Sì. Ma dobbiamo imparare ad adattarla alla nostra vita.
Quando parliamo di Dieta Mediterranea pensiamo al Cilento, a Pioppi e a Pollica, luoghi legati agli studi di Ancel Keys, che negli anni ’50-’60 osservò il rapporto tra alimentazione mediterranea, salute cardiovascolare e longevità.
Il modello mediterraneo ci ha lasciato un'eredità preziosa: verdura, frutta, legumi, cereali, pesce, frutta secca, olio extravergine d'oliva e pochi alimenti ultraprocessati, all'interno di uno stile di vita attivo e conviviale.
Ma c'è una domanda da porsi:
Viviamo oggi come vivevano quelle popolazioni?
Probabilmente no.
Ci muoviamo meno, trascorriamo molte più ore seduti e abbiamo una disponibilità di cibo molto maggiore.
E allora anche l'alimentazione deve tenere conto di questo cambiamento.
👉 Non dobbiamo abbandonare la Dieta Mediterranea. Dobbiamo modernizzarla.
La qualità degli alimenti rimane quella mediterranea, ma quantità e distribuzione dei macronutrienti possono essere personalizzate.

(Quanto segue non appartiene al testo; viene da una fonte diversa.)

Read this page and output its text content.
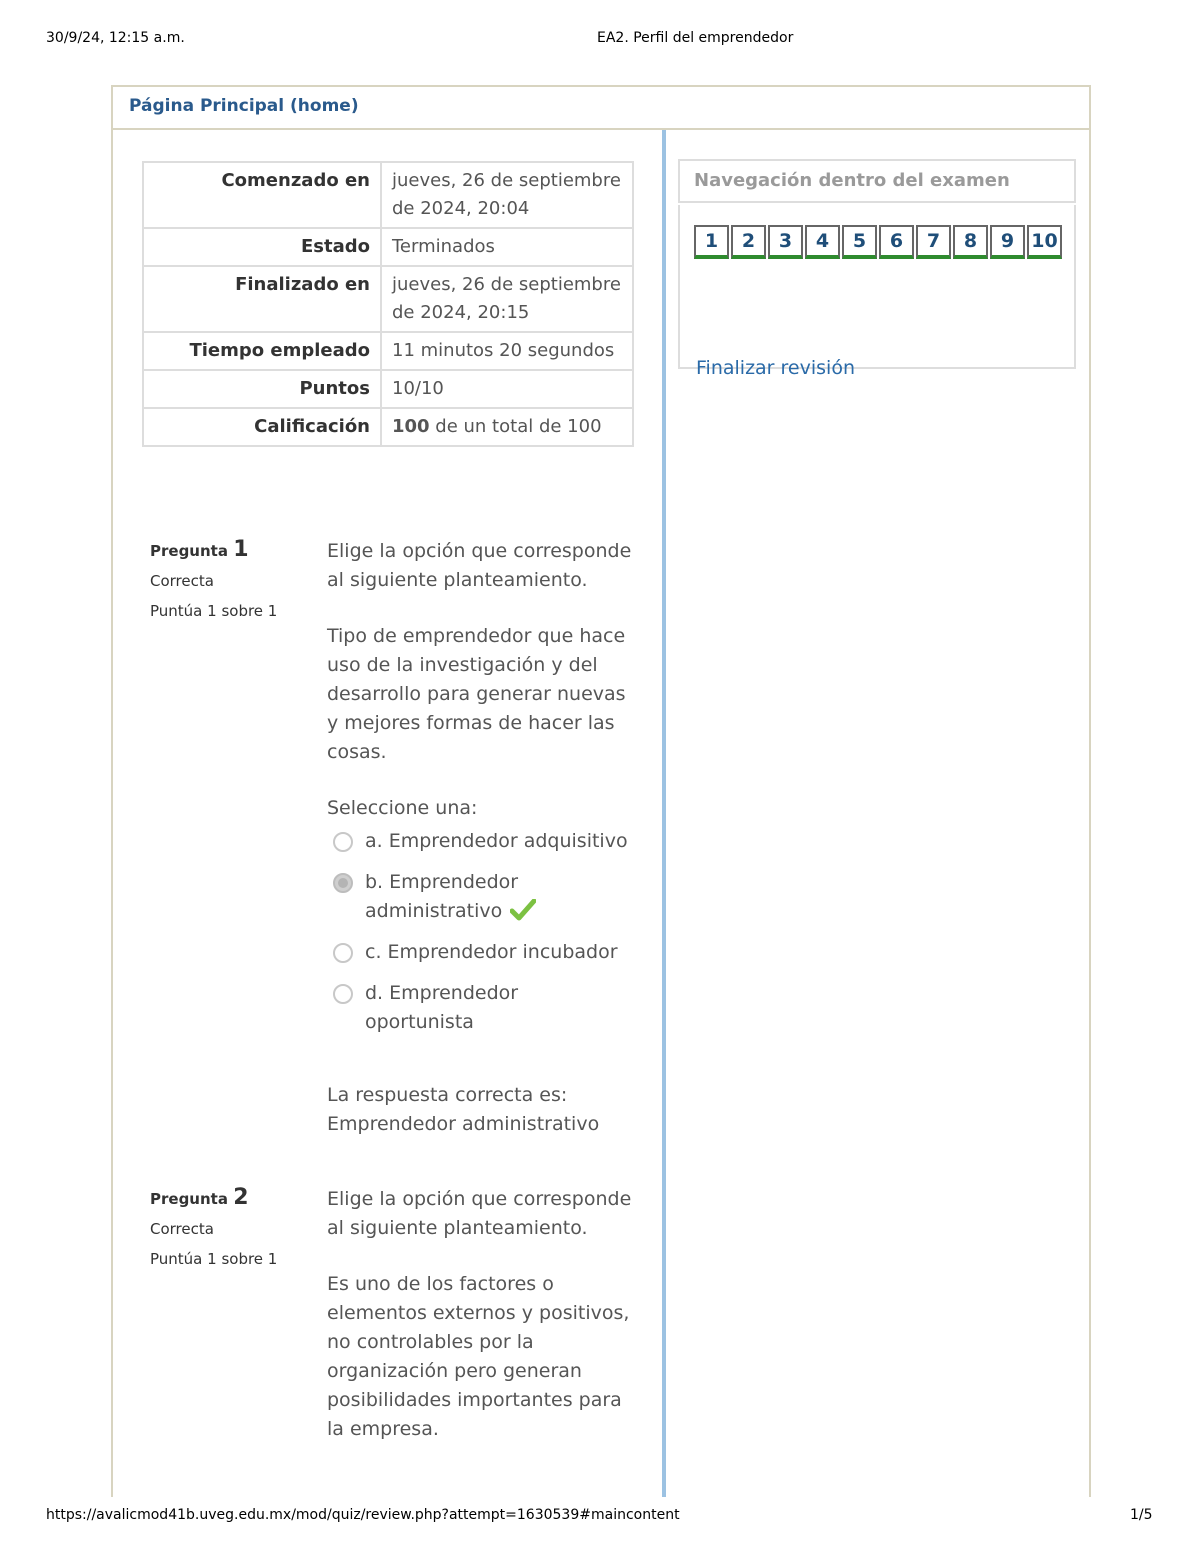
30/9/24, 12:15 a.m.	EA2. Perfil del emprendedor
https://avalicmod41b.uveg.edu.mx/mod/quiz/review.php?attempt=1630539#maincontent	1/5
Página Principal (home)
Comenzado en	jueves, 26 de septiembre de 2024, 20:04
Estado	Terminados
Finalizado en	jueves, 26 de septiembre de 2024, 20:15
Tiempo empleado	11 minutos 20 segundos
Puntos	10/10
Calificación	100 de un total de 100
Pregunta 1
Correcta
Puntúa 1 sobre 1

Elige la opción que corresponde al siguiente planteamiento.

Tipo de emprendedor que hace uso de la investigación y del desarrollo para generar nuevas y mejores formas de hacer las cosas.

Seleccione una:
a. Emprendedor adquisitivo
b. Emprendedor administrativo
c. Emprendedor incubador
d. Emprendedor oportunista
La respuesta correcta es: Emprendedor administrativo
Pregunta 2
Correcta
Puntúa 1 sobre 1

Elige la opción que corresponde al siguiente planteamiento.

Es uno de los factores o elementos externos y positivos, no controlables por la organización pero generan posibilidades importantes para la empresa.

Navegación dentro del examen
1 2 3 4 5 6 7 8 9 10
Finalizar revisión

Per una persona sedentaria, ad esempio, una quota di carboidrati del 55-60% dell'energia totale può essere superiore alle sue reali necessità. Una moderata riduzione dei carboidrati, accompagnata da un adeguato apporto di proteine e grassi di buona qualità, può essere una strategia interessante soprattutto per composizione corporea e salute metabolica.
Alcuni studi hanno infatti mostrato risultati favorevoli di modelli mediterranei a più basso contenuto di carboidrati sul controllo glicemico e su alcuni parametri metabolici.
⚠️ Attenzione però: questo non significa demonizzare i carboidrati e nemmeno trasformare la Dieta Mediterranea in una dieta chetogenica.
Significa adattare la dieta alla persona.
Una persona che corre, cammina molto o si allena avrà esigenze diverse da chi passa gran parte della giornata seduto.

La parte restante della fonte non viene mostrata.